Navigating an Ever-Changing World with AI (& PRE)

Greek Philosopher Heraclitus’ “panta rhei” (πάντα ῥεῖ; “everything flows”) has been aphorism for pointing out a basic truth for more than two thousand years: We know that the world around us is constantly changing and, thus, we constantly need to adapt. Our civilization appears to be in a state that is far from any elusive equilibrium, and looking at the recent cascade of historical and social events, it seems that change is happening even faster than ever before.

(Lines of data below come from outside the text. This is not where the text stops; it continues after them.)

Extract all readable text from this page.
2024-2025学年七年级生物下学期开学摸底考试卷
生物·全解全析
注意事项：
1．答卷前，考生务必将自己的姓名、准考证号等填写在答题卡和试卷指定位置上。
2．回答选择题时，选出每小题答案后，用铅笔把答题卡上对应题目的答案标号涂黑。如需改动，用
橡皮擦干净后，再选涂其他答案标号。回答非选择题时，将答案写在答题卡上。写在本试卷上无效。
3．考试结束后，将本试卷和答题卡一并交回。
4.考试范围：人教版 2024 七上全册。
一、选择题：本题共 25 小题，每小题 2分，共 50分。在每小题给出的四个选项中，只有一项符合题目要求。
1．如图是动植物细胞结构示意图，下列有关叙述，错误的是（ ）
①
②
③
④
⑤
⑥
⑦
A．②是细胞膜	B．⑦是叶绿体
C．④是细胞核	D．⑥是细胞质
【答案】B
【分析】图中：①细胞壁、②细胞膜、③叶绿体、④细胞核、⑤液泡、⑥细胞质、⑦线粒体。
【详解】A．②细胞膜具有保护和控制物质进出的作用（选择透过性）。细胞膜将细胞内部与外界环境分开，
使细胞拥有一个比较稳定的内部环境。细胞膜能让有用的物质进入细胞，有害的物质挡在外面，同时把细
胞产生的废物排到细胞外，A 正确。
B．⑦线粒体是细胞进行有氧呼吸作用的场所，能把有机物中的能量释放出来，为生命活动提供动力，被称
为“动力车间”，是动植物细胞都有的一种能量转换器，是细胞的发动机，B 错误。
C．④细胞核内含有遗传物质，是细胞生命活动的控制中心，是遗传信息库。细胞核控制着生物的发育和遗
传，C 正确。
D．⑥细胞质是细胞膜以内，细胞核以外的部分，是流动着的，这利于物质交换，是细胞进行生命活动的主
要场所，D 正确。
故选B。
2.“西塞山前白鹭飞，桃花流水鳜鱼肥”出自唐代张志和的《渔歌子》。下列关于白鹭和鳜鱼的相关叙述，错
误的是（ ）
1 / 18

Sure, history may repeat itself, but deep down, we know that history cannot fully predict what the future will bring.

Yet, most of our thinking about tomorrow is strongly rooted in past experiences. In my data science research work with Stratyfy, I encounter this idea all the time: Training our models on past data and then using these models for future decisions is a widely accepted, standard approach.

But how can we go beyond this idea? And given the ever-changing environments around us, how do we know when it is time to change our models?

Statistics provide a set of tools to monitor the change of distributions of the explanatory variables of a model. Let’s take the population stability index (or PSI), for example. Simply put, PSI is used to compare the current distribution of an attribute with the historical distribution to determine how the population (in terms of attribute distribution) has changed over time. If the difference is significant, it’s time to build a new model.

But surprisingly, even this idea can be misleading. Most often, this analysis looks at the distributions individually. However, there can be cases in which the joint distribution of variables – the probability of two variables or events happening together – is entirely different while the marginal distributions remain the same.

Why does this matter? At Stratyfy, we think about this in the context of credit risk. Imagine we have data from 60 potential borrowers in this first table below. On the y-axis, borrower data is ordered according to income in three different classes (from low to high) and 20 people fall into each class. On the x-axis, we have them ordered according to credit score (also from low to high) and it happens that again 20 people fall into each class.

Now, the second table has exactly the same count in the marginal distributions. The joint distribution, however, is quite different.

In such a situation, monitoring the PSI of the individual variables will not capture the change of the joint distribution. With PSI providing no warning signs, the algorithm will continue to work under the illusion that nothing has changed, which might expose a business to unanticipated risks or bias. In the above example, any model is expected to behave quite differently depending on how many people are in the central region of the joint distribution.

Even when we do correctly detect the need for change, often there is very little new data available. So how do we then move beyond the idea of only looking at past data in order to develop a feel for the future?

Perhaps we can take a page from how humans make decisions. Most of the time, our past experiences represent only a few data points, not a great many, so our brains assign weights to these factors based on what we do know. Stratyfy’s proprietary probabilistic rule engine (PRE) mimics this human decision-making algorithm. 

Our technology allows for the combination of human and data insights to make more accurate predictions. After all, domain experts can often foresee change far before it actually happens, or at least, they can imagine many different possible scenarios for the future.

In a recent engagement around COVID-19 with Rockefeller Neuroscience Institute, for example, we obtained results that would have been entirely out of reach if PRE hadn’t allowed us to weave the insights from doctors into the fabric of our algorithms. What’s more, PRE has shown to be highly efficient when the size of the training data is small.

This flexibility of PRE to harness expert knowledge in combination with machine learning not only enables our customers to anticipate and react to changing environments in real time. It can also open up entirely new business opportunities to serve populations for which traditional models based on past data fail, simply because past data is unavailable.

As Heraclitus said, no man ever steps in the same river twice. But that doesn’t mean we can’t learn from the path it has carved and the people who have traveled it in order to predict where it might take us next.